U.S. confirms one cache of arms fell in hands of Islamic State

Updated - December 04, 2021 11:24 pm IST

Published - October 23, 2014 01:30 am IST - Washington

A Kurdish fighter holds his rifle as he guards the street in the Iraqi town of Qara Tappa north of Baghdad, on October 21, 2014.

A Kurdish fighter holds his rifle as he guards the street in the Iraqi town of Qara Tappa north of Baghdad, on October 21, 2014.

The U.S. on Wednesday confirmed that the Islamic State has seized at least one bundle of arms supply airdropped by it for the Kurdish fighters near the Syrian town of Kobani.
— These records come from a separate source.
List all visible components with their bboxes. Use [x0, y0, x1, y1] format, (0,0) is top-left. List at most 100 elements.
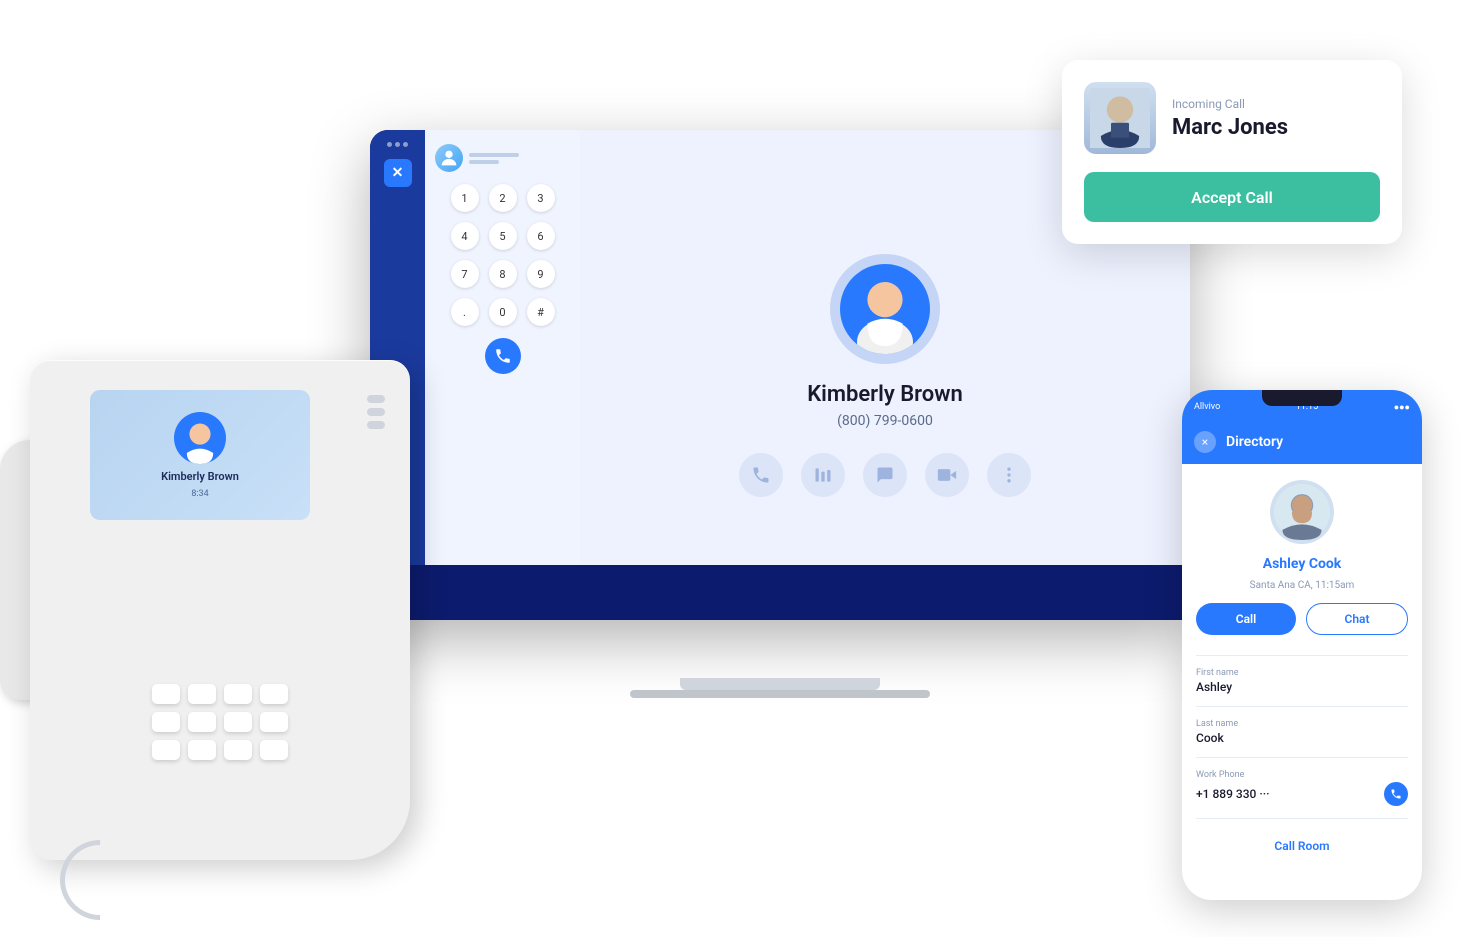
key-0[interactable]: 0 [489, 298, 517, 326]
phone-screen-time: 8:34 [191, 489, 208, 499]
directory-header: × Directory [1182, 420, 1422, 464]
user-avatar [435, 144, 463, 172]
key-7[interactable]: 7 [451, 260, 479, 288]
divider-2 [1196, 706, 1408, 707]
work-phone-value: +1 889 330 ··· [1196, 787, 1270, 801]
work-phone-call-icon[interactable] [1384, 782, 1408, 806]
phone-key-12[interactable] [260, 740, 288, 760]
side-btn-3[interactable] [367, 421, 385, 429]
app-logo: ✕ [384, 159, 412, 187]
phone-key-7[interactable] [224, 712, 252, 732]
detail-line [469, 160, 499, 164]
phone-key-3[interactable] [224, 684, 252, 704]
carrier-label: Allvivo [1194, 402, 1220, 412]
contact-action-buttons: Call Chat [1196, 603, 1408, 635]
phone-screen-name: Kimberly Brown [161, 470, 239, 483]
last-name-label: Last name [1196, 719, 1408, 729]
divider-3 [1196, 757, 1408, 758]
phone-side-buttons [367, 395, 385, 429]
call-room-button[interactable]: Call Room [1274, 839, 1329, 853]
directory-contact-avatar [1270, 480, 1334, 544]
accept-call-button[interactable]: Accept Call [1084, 172, 1380, 222]
contact-avatar-wrapper [830, 254, 940, 364]
phone-key-9[interactable] [152, 740, 180, 760]
phone-key-1[interactable] [152, 684, 180, 704]
key-8[interactable]: 8 [489, 260, 517, 288]
phone-key-10[interactable] [188, 740, 216, 760]
dialpad-panel: 1 2 3 4 5 6 7 8 9 . 0 # [425, 130, 580, 620]
key-1[interactable]: 1 [451, 184, 479, 212]
phone-key-8[interactable] [260, 712, 288, 732]
phone-key-2[interactable] [188, 684, 216, 704]
bars-action-icon[interactable] [801, 453, 845, 497]
directory-content: Ashley Cook Santa Ana CA, 11:15am Call C… [1182, 464, 1422, 869]
caller-info: Incoming Call Marc Jones [1172, 97, 1380, 140]
mobile-notch [1262, 390, 1342, 406]
chat-action-icon[interactable] [863, 453, 907, 497]
key-3[interactable]: 3 [527, 184, 555, 212]
dialpad-call-button[interactable] [485, 338, 521, 374]
call-card-header: Incoming Call Marc Jones [1084, 82, 1380, 154]
key-5[interactable]: 5 [489, 222, 517, 250]
phone-key-6[interactable] [188, 712, 216, 732]
laptop-bottom-bar [370, 565, 1190, 620]
phone-screen: Kimberly Brown 8:34 [90, 390, 310, 520]
phone-keypad [152, 684, 288, 760]
directory-contact-location: Santa Ana CA, 11:15am [1250, 580, 1355, 591]
directory-contact-name: Ashley Cook [1263, 556, 1342, 572]
key-9[interactable]: 9 [527, 260, 555, 288]
caller-avatar [1084, 82, 1156, 154]
work-phone-row: +1 889 330 ··· [1196, 782, 1408, 806]
dot-3 [403, 142, 408, 147]
dot-2 [395, 142, 400, 147]
contact-avatar [840, 264, 930, 354]
dot-1 [387, 142, 392, 147]
work-phone-label: Work Phone [1196, 770, 1408, 780]
caller-avatar-image [1084, 82, 1156, 154]
key-6[interactable]: 6 [527, 222, 555, 250]
contact-phone: (800) 799-0600 [837, 413, 933, 429]
phone-key-4[interactable] [260, 684, 288, 704]
last-name-value: Cook [1196, 731, 1408, 745]
directory-title: Directory [1226, 434, 1283, 450]
key-4[interactable]: 4 [451, 222, 479, 250]
first-name-label: First name [1196, 668, 1408, 678]
more-action-icon[interactable] [987, 453, 1031, 497]
main-scene: ✕ [0, 0, 1482, 929]
phone-action-icon[interactable] [739, 453, 783, 497]
incoming-call-card: Incoming Call Marc Jones Accept Call [1062, 60, 1402, 244]
contact-avatar-ring [830, 254, 940, 364]
side-btn-2[interactable] [367, 408, 385, 416]
key-dot[interactable]: . [451, 298, 479, 326]
first-name-field: First name Ashley [1196, 668, 1408, 694]
work-phone-field: Work Phone +1 889 330 ··· [1196, 770, 1408, 806]
laptop-foot [630, 690, 930, 698]
mobile-chat-button[interactable]: Chat [1306, 603, 1408, 635]
last-name-field: Last name Cook [1196, 719, 1408, 745]
first-name-value: Ashley [1196, 680, 1408, 694]
desk-phone: Kimberly Brown 8:34 [30, 360, 410, 860]
video-action-icon[interactable] [925, 453, 969, 497]
mobile-call-button[interactable]: Call [1196, 603, 1296, 635]
divider-4 [1196, 818, 1408, 819]
phone-screen-avatar [174, 412, 226, 464]
phone-body: Kimberly Brown 8:34 [30, 360, 410, 860]
dialpad-grid[interactable]: 1 2 3 4 5 6 7 8 9 . 0 # [435, 184, 570, 326]
caller-name: Marc Jones [1172, 115, 1380, 140]
user-info-lines [469, 153, 519, 164]
laptop-hinge [680, 678, 880, 690]
phone-key-11[interactable] [224, 740, 252, 760]
divider-1 [1196, 655, 1408, 656]
key-hash[interactable]: # [527, 298, 555, 326]
contact-actions [739, 453, 1031, 497]
battery-label: ●●● [1394, 402, 1410, 413]
phone-key-5[interactable] [152, 712, 180, 732]
name-line [469, 153, 519, 157]
mobile-phone: Allvivo 11:15 ●●● × Directory Ashley Coo… [1182, 390, 1422, 900]
side-btn-1[interactable] [367, 395, 385, 403]
incoming-call-label: Incoming Call [1172, 97, 1380, 111]
mobile-close-button[interactable]: × [1194, 431, 1216, 453]
user-row [435, 144, 570, 172]
key-2[interactable]: 2 [489, 184, 517, 212]
window-controls [387, 142, 408, 147]
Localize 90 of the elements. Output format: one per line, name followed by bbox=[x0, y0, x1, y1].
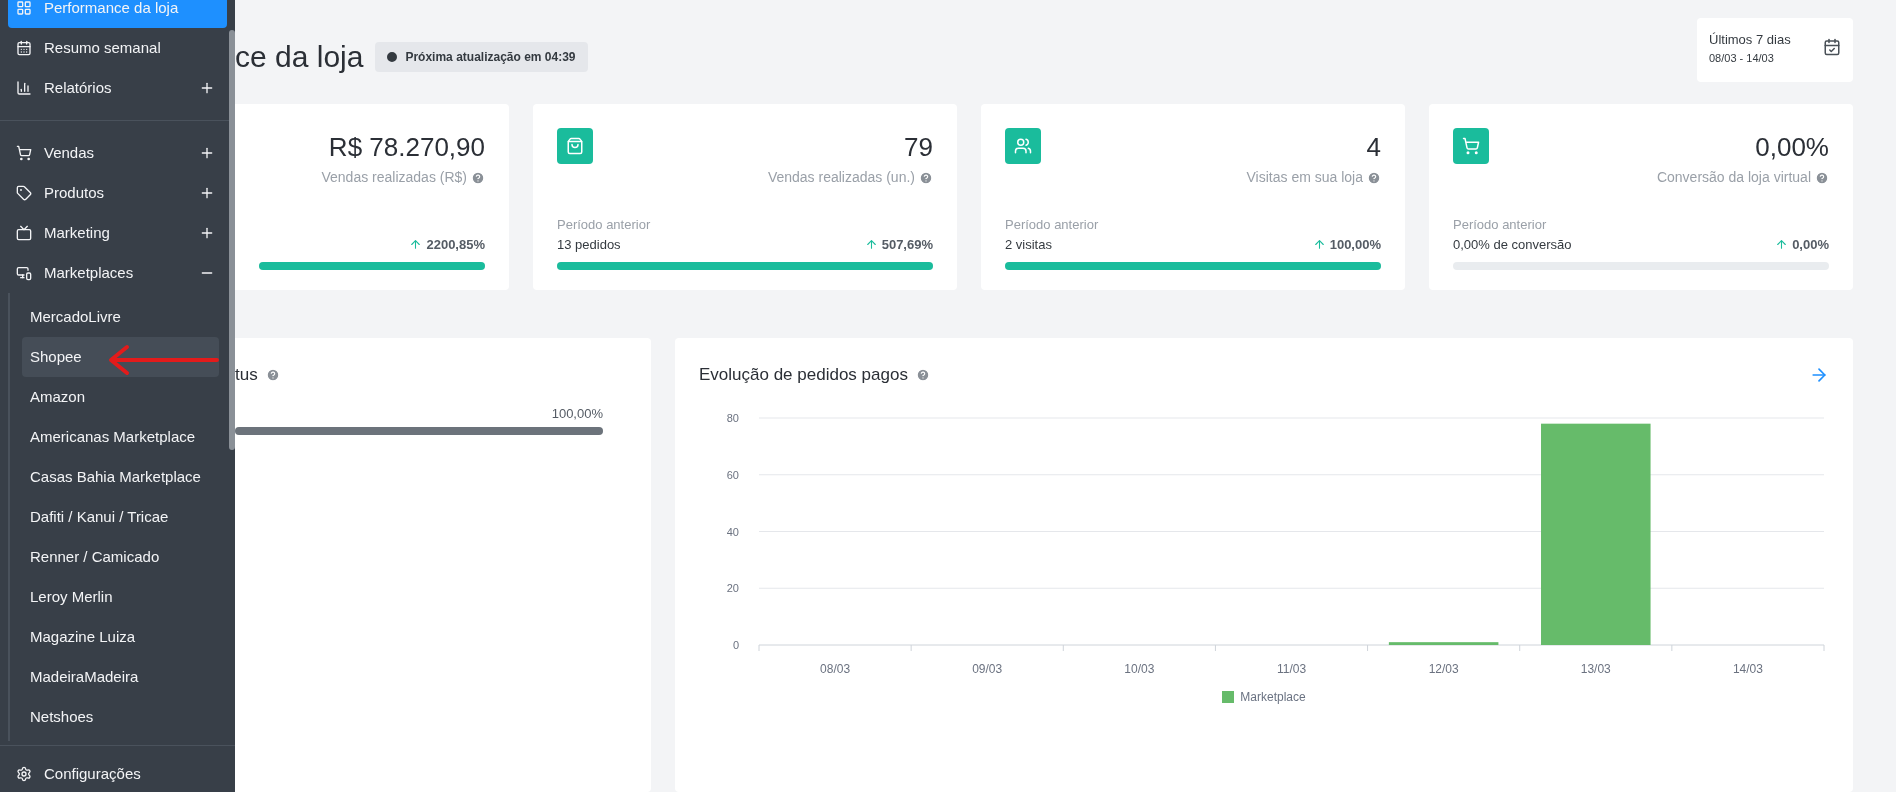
x-tick-label: 14/03 bbox=[1732, 661, 1763, 676]
submenu-item[interactable]: Casas Bahia Marketplace bbox=[22, 457, 219, 497]
card-icon bbox=[1005, 128, 1041, 164]
help-icon[interactable] bbox=[265, 367, 280, 382]
sidebar-item[interactable]: Resumo semanal bbox=[8, 28, 227, 68]
x-tick-label: 11/03 bbox=[1276, 661, 1307, 676]
menu-item-label: Vendas bbox=[44, 142, 96, 163]
y-tick-label: 20 bbox=[726, 581, 739, 594]
help-icon[interactable] bbox=[915, 367, 930, 382]
menu-item-label: Marketing bbox=[44, 222, 111, 243]
calendar-icon bbox=[1823, 38, 1841, 56]
x-tick-label: 12/03 bbox=[1428, 661, 1459, 676]
legend-label: Marketplace bbox=[1240, 688, 1306, 706]
menu-item-icon bbox=[16, 766, 32, 782]
previous-period-label: Período anterior bbox=[1453, 216, 1548, 234]
previous-period-label: Período anterior bbox=[1005, 216, 1100, 234]
help-icon[interactable] bbox=[919, 170, 933, 185]
menu-item-icon bbox=[16, 145, 32, 161]
submenu-item[interactable]: MadeiraMadeira bbox=[22, 657, 219, 697]
y-tick-label: 60 bbox=[726, 468, 739, 481]
sidebar-item[interactable]: Produtos bbox=[8, 173, 227, 213]
menu-item-label: Relatórios bbox=[44, 77, 113, 98]
sidebar-item[interactable]: Marketing bbox=[8, 213, 227, 253]
help-icon[interactable] bbox=[1367, 170, 1381, 185]
submenu-item[interactable]: Netshoes bbox=[22, 697, 219, 737]
sidebar-item[interactable]: Relatórios bbox=[8, 68, 227, 108]
submenu-item[interactable]: Shopee bbox=[22, 337, 219, 377]
card-icon bbox=[557, 128, 593, 164]
submenu-item[interactable]: Americanas Marketplace bbox=[22, 417, 219, 457]
menu-item-icon bbox=[16, 185, 32, 201]
x-tick-label: 09/03 bbox=[972, 661, 1003, 676]
change-percent: 0,00% bbox=[1792, 235, 1829, 254]
metric-label: Visitas em sua loja bbox=[1246, 168, 1363, 187]
panel-title: Evolução de pedidos pagos bbox=[699, 364, 908, 386]
metric-value: R$ 78.270,90 bbox=[328, 131, 485, 164]
up-arrow-icon bbox=[409, 237, 423, 251]
x-tick-label: 10/03 bbox=[1124, 661, 1155, 676]
submenu-item[interactable]: Leroy Merlin bbox=[22, 577, 219, 617]
expand-icon[interactable] bbox=[199, 185, 215, 201]
previous-value: 0,00% de conversão bbox=[1453, 235, 1572, 254]
submenu-item[interactable]: Dafiti / Kanui / Tricae bbox=[22, 497, 219, 537]
y-tick-label: 80 bbox=[726, 411, 739, 424]
expand-icon[interactable] bbox=[199, 225, 215, 241]
previous-value: 13 pedidos bbox=[557, 235, 621, 254]
page-title: ce da loja bbox=[235, 39, 364, 75]
up-arrow-icon bbox=[1312, 237, 1326, 251]
help-icon[interactable] bbox=[471, 170, 485, 185]
change-percent: 2200,85% bbox=[426, 235, 485, 254]
previous-period-label: Período anterior bbox=[557, 216, 652, 234]
scrollbar[interactable] bbox=[229, 30, 235, 450]
metric-label: Conversão da loja virtual bbox=[1656, 168, 1811, 187]
y-tick-label: 40 bbox=[726, 525, 739, 537]
menu-item-icon bbox=[16, 40, 32, 56]
submenu-item[interactable]: Magazine Luiza bbox=[22, 617, 219, 657]
metric-value: 4 bbox=[1366, 131, 1381, 164]
sidebar-item[interactable]: Vendas bbox=[8, 133, 227, 173]
submenu-item[interactable]: MercadoLivre bbox=[22, 297, 219, 337]
menu-item-label: Marketplaces bbox=[44, 262, 135, 283]
sidebar-item[interactable]: Marketplaces bbox=[8, 253, 227, 293]
expand-icon[interactable] bbox=[199, 80, 215, 96]
date-range-picker[interactable]: Últimos 7 dias 08/03 - 14/03 bbox=[1697, 18, 1853, 82]
change-percent: 507,69% bbox=[881, 235, 933, 254]
menu-item-icon bbox=[16, 80, 32, 96]
expand-icon[interactable] bbox=[199, 145, 215, 161]
card-icon bbox=[1453, 128, 1489, 164]
help-icon[interactable] bbox=[1815, 170, 1829, 185]
change-percent: 100,00% bbox=[1329, 235, 1381, 254]
submenu-item[interactable]: Renner / Camicado bbox=[22, 537, 219, 577]
metric-value: 79 bbox=[904, 131, 933, 164]
menu-item-label: Performance da loja bbox=[44, 0, 180, 18]
menu-item-icon bbox=[16, 265, 32, 281]
menu-item-label: Configurações bbox=[44, 763, 142, 784]
x-tick-label: 13/03 bbox=[1580, 661, 1611, 676]
previous-value: 2 visitas bbox=[1005, 235, 1052, 254]
submenu-item[interactable]: Amazon bbox=[22, 377, 219, 417]
menu-item-icon bbox=[16, 0, 32, 16]
x-tick-label: 08/03 bbox=[820, 661, 851, 676]
metric-label: Vendas realizadas (un.) bbox=[767, 168, 915, 187]
panel-title: tus bbox=[235, 364, 258, 386]
metric-label: Vendas realizadas (R$) bbox=[321, 168, 467, 187]
menu-item-label: Produtos bbox=[44, 182, 106, 203]
menu-item-label: Resumo semanal bbox=[44, 37, 162, 58]
metric-value: 0,00% bbox=[1755, 131, 1829, 164]
status-percent: 100,00% bbox=[551, 404, 603, 423]
sidebar-item[interactable]: Configurações bbox=[8, 754, 227, 792]
y-tick-label: 0 bbox=[732, 638, 739, 651]
up-arrow-icon bbox=[1775, 237, 1789, 251]
menu-item-icon bbox=[16, 225, 32, 241]
up-arrow-icon bbox=[864, 237, 878, 251]
update-badge: Próxima atualização em 04:39 bbox=[375, 41, 588, 72]
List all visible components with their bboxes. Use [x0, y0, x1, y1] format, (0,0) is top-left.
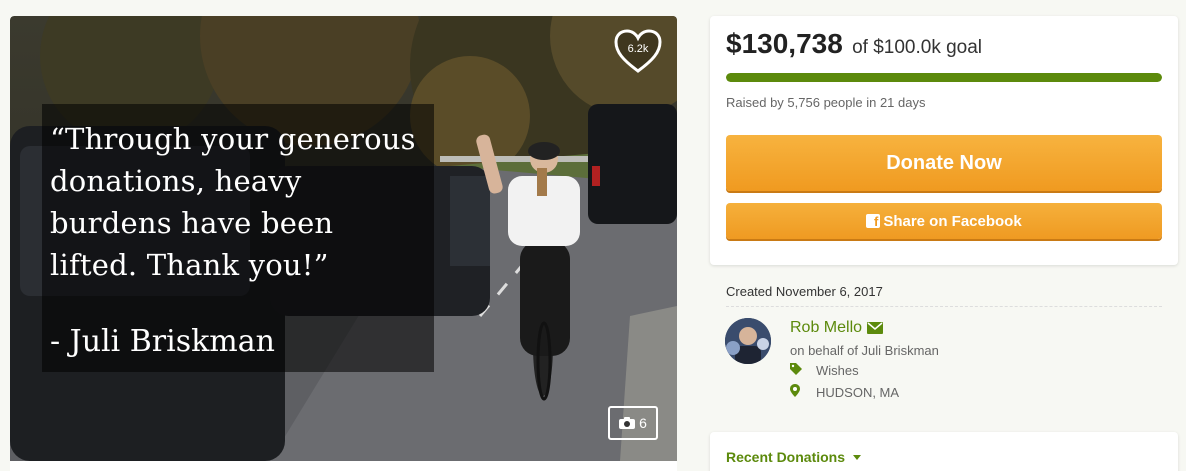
- raised-summary: $130,738 of $100.0k goal: [726, 28, 982, 60]
- caret-down-icon: [853, 454, 862, 460]
- tag-icon: [790, 363, 816, 378]
- photo-count-label: 6: [639, 415, 647, 431]
- camera-icon: [619, 417, 636, 429]
- photo-gallery-button[interactable]: 6: [608, 406, 658, 440]
- avatar-image: [725, 318, 771, 364]
- category-label[interactable]: Wishes: [816, 363, 859, 378]
- recent-donations-card: Recent Donations: [710, 432, 1178, 471]
- envelope-icon[interactable]: [867, 322, 884, 334]
- quote-overlay: “Through your generous donations, heavy …: [42, 104, 434, 372]
- donation-summary-card: $130,738 of $100.0k goal Raised by 5,756…: [710, 16, 1178, 265]
- heart-count: 6.2k: [627, 43, 649, 55]
- organizer-name-link[interactable]: Rob Mello: [790, 319, 884, 337]
- divider: [726, 306, 1162, 307]
- map-pin-icon: [790, 384, 816, 400]
- amount-raised: $130,738: [726, 28, 843, 59]
- quote-author: - Juli Briskman: [50, 324, 275, 359]
- quote-line: burdens have been: [50, 206, 334, 240]
- quote-line: lifted. Thank you!”: [50, 248, 329, 282]
- campaign-media-card: “Through your generous donations, heavy …: [10, 16, 677, 471]
- location-label: HUDSON, MA: [816, 384, 900, 400]
- recent-donations-toggle[interactable]: Recent Donations: [726, 449, 862, 465]
- goal-text: of $100.0k goal: [852, 37, 983, 58]
- category-row: Wishes: [790, 363, 859, 378]
- organizer-name: Rob Mello: [790, 319, 863, 336]
- quote-line: donations, heavy: [50, 164, 302, 198]
- share-facebook-button[interactable]: f Share on Facebook: [726, 203, 1162, 239]
- heart-button[interactable]: 6.2k: [613, 28, 663, 74]
- recent-donations-label: Recent Donations: [726, 449, 846, 465]
- donate-now-button[interactable]: Donate Now: [726, 135, 1162, 191]
- created-date: Created November 6, 2017: [726, 284, 883, 299]
- location-row: HUDSON, MA: [790, 384, 899, 400]
- goal-progress-fill: [726, 73, 1162, 82]
- goal-progress-bar: [726, 73, 1162, 82]
- organizer-avatar[interactable]: [725, 318, 771, 364]
- share-facebook-label: Share on Facebook: [883, 212, 1022, 230]
- quote-line: “Through your generous: [50, 122, 416, 156]
- behalf-text: on behalf of Juli Briskman: [790, 343, 939, 358]
- campaign-photo[interactable]: “Through your generous donations, heavy …: [10, 16, 677, 461]
- raised-by-text: Raised by 5,756 people in 21 days: [726, 95, 926, 110]
- facebook-icon: f: [866, 214, 881, 229]
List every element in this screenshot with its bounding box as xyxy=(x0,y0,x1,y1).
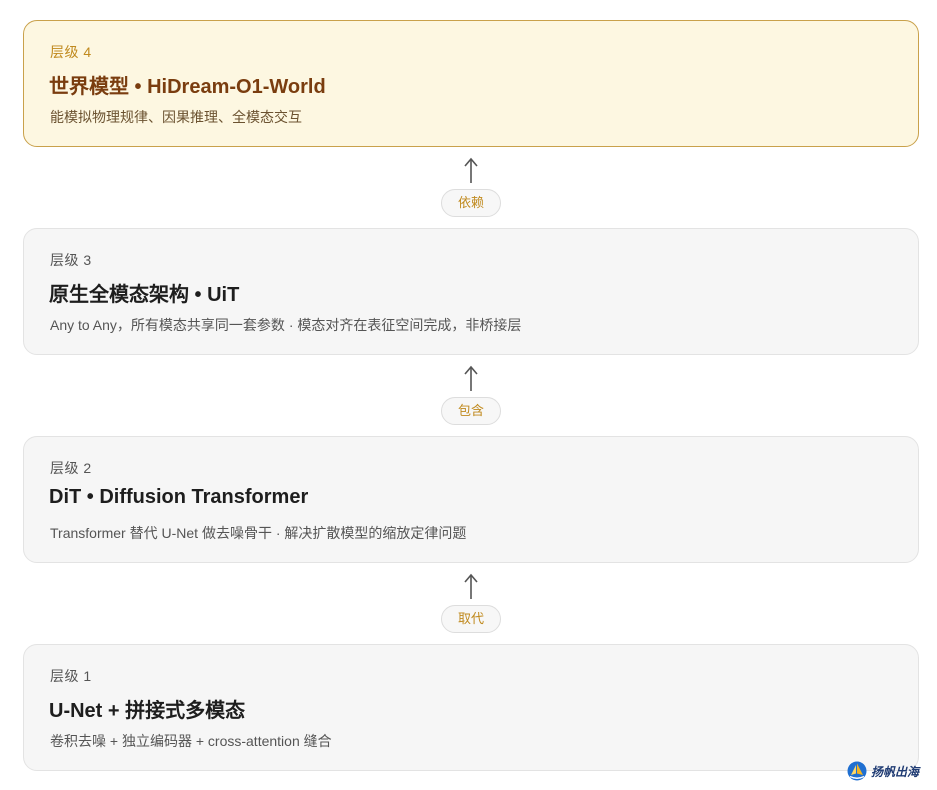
watermark-logo: 扬帆出海 xyxy=(847,760,919,782)
relation-label-contains: 包含 xyxy=(441,397,501,425)
up-arrow-icon xyxy=(464,157,478,183)
layer-card-3: 层级 3 原生全模态架构 • UiT Any to Any，所有模态共享同一套参… xyxy=(23,228,919,355)
layer-card-4: 层级 4 世界模型 • HiDream-O1-World 能模拟物理规律、因果推… xyxy=(23,20,919,147)
layer-description: 卷积去噪 + 独立编码器 + cross-attention 缝合 xyxy=(50,733,332,749)
layer-description: 能模拟物理规律、因果推理、全模态交互 xyxy=(50,109,302,125)
layer-level-label: 层级 4 xyxy=(50,44,92,60)
layer-title: U-Net + 拼接式多模态 xyxy=(49,700,246,722)
layer-level-label: 层级 3 xyxy=(50,252,92,268)
layer-description: Transformer 替代 U-Net 做去噪骨干 · 解决扩散模型的缩放定律… xyxy=(50,525,467,541)
layer-card-2: 层级 2 DiT • Diffusion Transformer Transfo… xyxy=(23,436,919,563)
layer-level-label: 层级 2 xyxy=(50,460,92,476)
up-arrow-icon xyxy=(464,573,478,599)
layer-title: DiT • Diffusion Transformer xyxy=(49,486,309,508)
layer-level-label: 层级 1 xyxy=(50,668,92,684)
relation-label-depends: 依赖 xyxy=(441,189,501,217)
layer-title: 世界模型 • HiDream-O1-World xyxy=(49,76,326,98)
layer-card-1: 层级 1 U-Net + 拼接式多模态 卷积去噪 + 独立编码器 + cross… xyxy=(23,644,919,771)
sail-logo-icon xyxy=(847,761,867,781)
up-arrow-icon xyxy=(464,365,478,391)
watermark-text: 扬帆出海 xyxy=(871,764,920,779)
layer-description: Any to Any，所有模态共享同一套参数 · 模态对齐在表征空间完成，非桥接… xyxy=(50,317,522,333)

“Yesterday we announced that one re-supply bundle went astray and was destroyed. We have since re-looked at that and we have determined that a second bundle also went astray and probably fell into enemy hands,” Pentagon Spokesperson Army Colonel Steve Warren told reporters during an off-camera news conference.

“One bundle worth of equipment is not enough equipment to give the enemy any type of advantage at all,” Mr. Warren said.

“It’s a relatively small amount of supplies. This is stuff ISIL already has,” he said.

Early this week, the U.S. Air Force C-130 aircraft airdropped 28 bundles of weapons, ammunition and medical supplies for Kurdish fighters to help them defeat the Islamic State of Iraq and the Levant or the Islamic State terror group as it is known as across the globe.

The supplies were provided by Kurdish authorities in Iraq and intended to enable continued resistance against ISIL’s attempts to overtake Kobani.

The State Department, however, refuted the ISIS claims that it seized American weapons.

“A second re-supply bundle was not recovered and may have been seized by ISIL. It is therefore possible that the video yesterday could be that of the missing bundle. The allegations, though, that were made that they were America- made weapons here that were recovered is not true because we did not drop any American-made weapons,” State Department Deputy Spokesperson Marie Harf told reporters.

Acknowledging that all military missions incur some risk, Ms. Harf said that the alternative of doing nothing, of not making sure these fighters pushing back ISIL on the ground in and around Kobani have the weapons and the ammunition they need and the medical supplies they need, is not a viable option.

“This is a small amount of risk. In this case obviously this is a very small amount that may have fallen into the hands of someone else, but we believe that the over-riding national security imperative to take the step is important enough,” she said.